Does the name Mitch Kapor ring a bell? For those unfamiliar, Kapor was the founder of Lotus Development and a pioneer in the world of PIMs. He was also the brains behind Lotus' Agenda product. Well, Mitch is back in the news after a long hiatus. He and a small group of cohorts are developing an Open Source "Interpersonal Information Manager". It will do email, track your contacts and TODOs, and have calendaring functionality. And it will do all this without any server-side dependencies. "Chandler" will initially run on Windows, Linux, and Mac OS X (I assume this means Kapor has plans to support other platforms down the road). Timeline for a 1.0 release is late 2003, early 2004. Kapor is not only back pushing the software envelope, he's also busy working out the details of a new Open Source business model. According to the article, Kapor wants to make his new project "self-sustaining by 2005 through a variety of funding sources". The key ingredient is to make Chandler highly extensible, then sell a commercial license of sorts to developers and/or businesses that want to use Chandler as a base to create highly customized applications from. The legal vehicle for all this will be the Open Source Application Foundation. All in all, very cool stuff. I was Kapor and his team all the best in their new venture. If there's anyone who can add a spark of vitality to the software industry, and perhaps create a new sustainable Open Source business model, it's Kapor. This is a project that bears watching.

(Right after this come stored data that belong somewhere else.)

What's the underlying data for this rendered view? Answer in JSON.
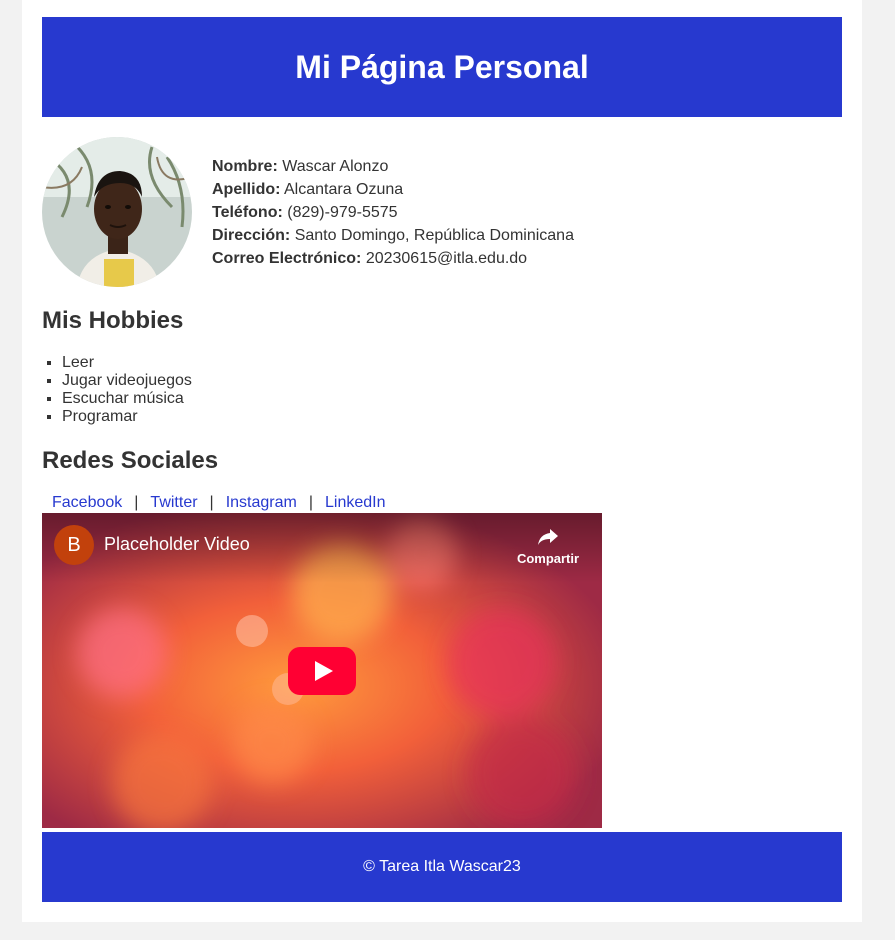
{
  "header": {
    "title": "Mi Página Personal"
  },
  "profile": {
    "fields": [
      {
        "label": "Nombre:",
        "value": "Wascar Alonzo"
      },
      {
        "label": "Apellido:",
        "value": "Alcantara Ozuna"
      },
      {
        "label": "Teléfono:",
        "value": "(829)-979-5575"
      },
      {
        "label": "Dirección:",
        "value": "Santo Domingo, República Dominicana"
      },
      {
        "label": "Correo Electrónico:",
        "value": "20230615@itla.edu.do"
      }
    ]
  },
  "hobbies": {
    "title": "Mis Hobbies",
    "items": [
      "Leer",
      "Jugar videojuegos",
      "Escuchar música",
      "Programar"
    ]
  },
  "social": {
    "title": "Redes Sociales",
    "links": [
      "Facebook",
      "Twitter",
      "Instagram",
      "LinkedIn"
    ],
    "separator": "|"
  },
  "video": {
    "channel_initial": "B",
    "title": "Placeholder Video",
    "share_label": "Compartir"
  },
  "footer": {
    "text": "© Tarea Itla Wascar23"
  },
  "colors": {
    "brand_blue": "#2739cf",
    "link": "#2739cf",
    "play_red": "#ff0033"
  }
}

Then there's the mundane world of Sabre Rattling and politics. It would seem that US Secretary of State Colin Powell is once again speaking out in direct opposition to the Bush administration's much-repeated policy toward Hussein. Bush, under no uncertain terms, wants a "regime change". Powell says the focus is on disarmament; that the potential exists for Hussein to stay as long as the nukes go. It's fun being a Canadian. We get to sit back and chuckle at the inconsistencies of the world, all the while steering clear of direct involvement in anything that might be even remotely contentious.

I've got some debugging to do on my chroot/CVS/SSH box today, plus a memory problem to resolve. The system has 1G of RAM in it, but the BIOS check and OS itself is only showing 254MB. Mmmm. I don't like differing opinions, especially when they involve memory. Time for some Sherlock Holmes-type investigation. Have a good Monday.